A proposito di litigi, di mancati chiarimenti e di frasi strozzate, Luca Mazzucchelli, lo “psicologo che non usa il lettino”, al link https://www.psicologo-milano.it/newblog/relazioni-damore-combattere-insieme-durante-i-litigi/ cita alcuni dati “I tre argomenti più discussi nella coppia sono i soldi, la famiglia e le attenzioni. Magari non sono gli argomenti che più si notano in pubblico, ma, se guardiamo sotto la superficie, quello che trovi nella maggior parte dei casi sono queste 3 questioni […] Una coppia discute in media 2455 volte all’anno, ovvero circa 7 volte al giorno […] non è tanto il modo in cui tu combatti nel litigio, ma in cui tu e il tuo partner combattete assieme. Uno studio svolto su un campione di 1000 adulti ha dimostrato che quando le coppie sanno come litigare hanno una probabilità 10 volte superiore di stare insieme. L’errore più grande che di norma puoi commettere è quello dell’evitamento, ovvero non dici niente, sorridi e bevi la pozione, anche se magari senti che c’è qualcosa che non va. Tendenzialmente chi evita questo tipo di conversazioni lo fa perché si dice consapevole del rischio che corre a parlarne […] Così quando lui dice: ‘Possiamo parlare di questo?’ e lei risponde: ‘Non voglio parlare di questo’, gli studi dimostrano che il 69% dei conflitti restano irrisolti e quindi questo significa che avremo la stessa discussione ancora e ancora e ancora”.

Per lo “spirito delle scale”, come per altri fenomeni umani, si crea un bivio. Alcuni non si crucciano del non aver risposto a dovere e dimenticano, agevolmente, l’accaduto né premeditano una rivincita. Altri, invece, rimangono con un forte disappunto e un tarlo che rode e promette una reazione opposta e doppia. Per questi ultimi, la deriva è patologica e crea scompensi d’umore, ansia, rabbia, distorsione della realtà.

I tempi sono essenziali nella musica, nel cinema, nel teatro. Il non aver trovato la risposta al momento giusto può anche significare che non ce ne fosse bisogno.
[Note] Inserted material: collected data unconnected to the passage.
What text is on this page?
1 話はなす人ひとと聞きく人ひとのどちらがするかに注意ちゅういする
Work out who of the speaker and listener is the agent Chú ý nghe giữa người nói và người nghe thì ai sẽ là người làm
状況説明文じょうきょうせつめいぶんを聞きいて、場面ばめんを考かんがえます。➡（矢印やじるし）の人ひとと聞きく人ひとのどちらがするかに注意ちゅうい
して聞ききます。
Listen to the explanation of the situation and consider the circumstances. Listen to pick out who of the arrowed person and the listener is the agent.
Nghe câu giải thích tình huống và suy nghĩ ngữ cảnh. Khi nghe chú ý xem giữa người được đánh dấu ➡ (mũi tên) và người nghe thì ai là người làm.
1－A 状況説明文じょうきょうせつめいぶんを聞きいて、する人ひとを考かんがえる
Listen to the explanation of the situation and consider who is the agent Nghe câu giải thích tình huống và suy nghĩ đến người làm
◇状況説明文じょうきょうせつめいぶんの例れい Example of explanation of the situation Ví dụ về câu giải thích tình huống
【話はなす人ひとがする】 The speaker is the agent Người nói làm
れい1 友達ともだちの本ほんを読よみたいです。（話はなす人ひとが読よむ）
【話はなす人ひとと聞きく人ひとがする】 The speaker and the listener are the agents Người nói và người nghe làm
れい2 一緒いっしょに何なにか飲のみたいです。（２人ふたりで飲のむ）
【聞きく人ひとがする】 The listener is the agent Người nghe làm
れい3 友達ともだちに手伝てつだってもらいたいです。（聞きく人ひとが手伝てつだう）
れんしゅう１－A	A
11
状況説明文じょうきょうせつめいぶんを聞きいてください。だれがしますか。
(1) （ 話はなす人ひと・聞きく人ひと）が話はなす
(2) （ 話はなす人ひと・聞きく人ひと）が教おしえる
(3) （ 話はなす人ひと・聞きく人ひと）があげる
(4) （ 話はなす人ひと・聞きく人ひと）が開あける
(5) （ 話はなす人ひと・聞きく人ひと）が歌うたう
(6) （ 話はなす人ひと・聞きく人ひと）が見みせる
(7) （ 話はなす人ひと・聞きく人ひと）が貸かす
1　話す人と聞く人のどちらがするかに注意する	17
Il singolo è convinto di aver perso chissà quale battaglia ma, in fondo, la leggera impreparazione può rappresentare anche il sinonimo di una legittima e ragionevole fine del conflitto, per questa “legge del taglione” di ordine dialettico. Rimanere in silenzio, soprassedere, non significa esser vuoti, al contrario: si è pieni di buon senso e razionalità. Lo spessore di una persona si coglie anche nel saper correre, nel non dannarsi l’anima e il fisico pur di rispondere, nel non marcire nell’odio e nel rancore.
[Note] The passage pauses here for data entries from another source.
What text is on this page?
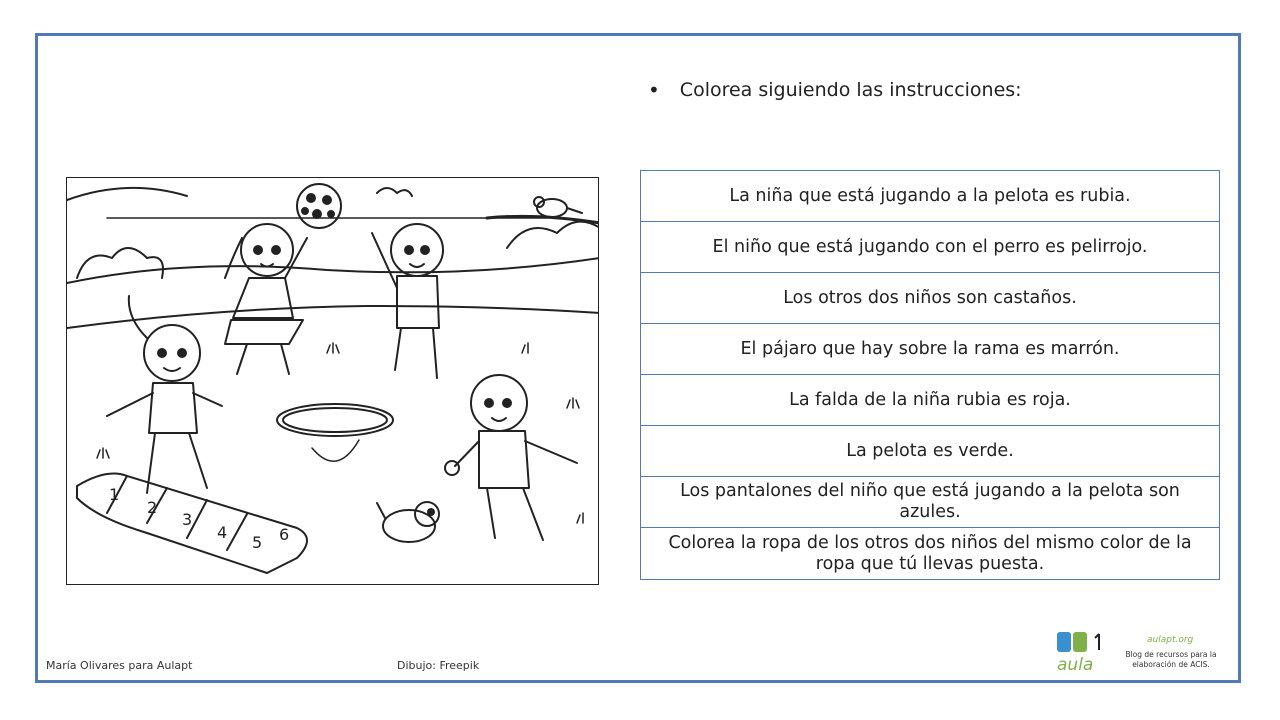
• Colorea siguiendo las instrucciones:
1
2
3
4
5 6
La niña que está jugando a la pelota es rubia.
El niño que está jugando con el perro es pelirrojo.
Los otros dos niños son castaños.
El pájaro que hay sobre la rama es marrón.
La falda de la niña rubia es roja.
La pelota es verde.
Los pantalones del niño que está jugando a la pelota son azules.
Colorea la ropa de los otros dos niños del mismo color de la ropa que tú llevas puesta.
María Olivares para Aulapt	Dibujo: Freepik	aula
aulapt.org
Blog de recursos para la elaboración de ACIS.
L’“esprit de l’escalier” moderno, decade, in genere, in un astio inutile, dispersivo e divisivo che non ottiene risultati di sorta se non effimere soddisfazioni del proprio ego. Il confronto, sano e genuino, non soffre di mal di scale: un eventuale ritardo o dimenticanza di parole, una minor destrezza a rispondere non cagionano problematiche, risentimenti o divisioni. Tale fattispecie ha anche un nome: si chiama dialogo.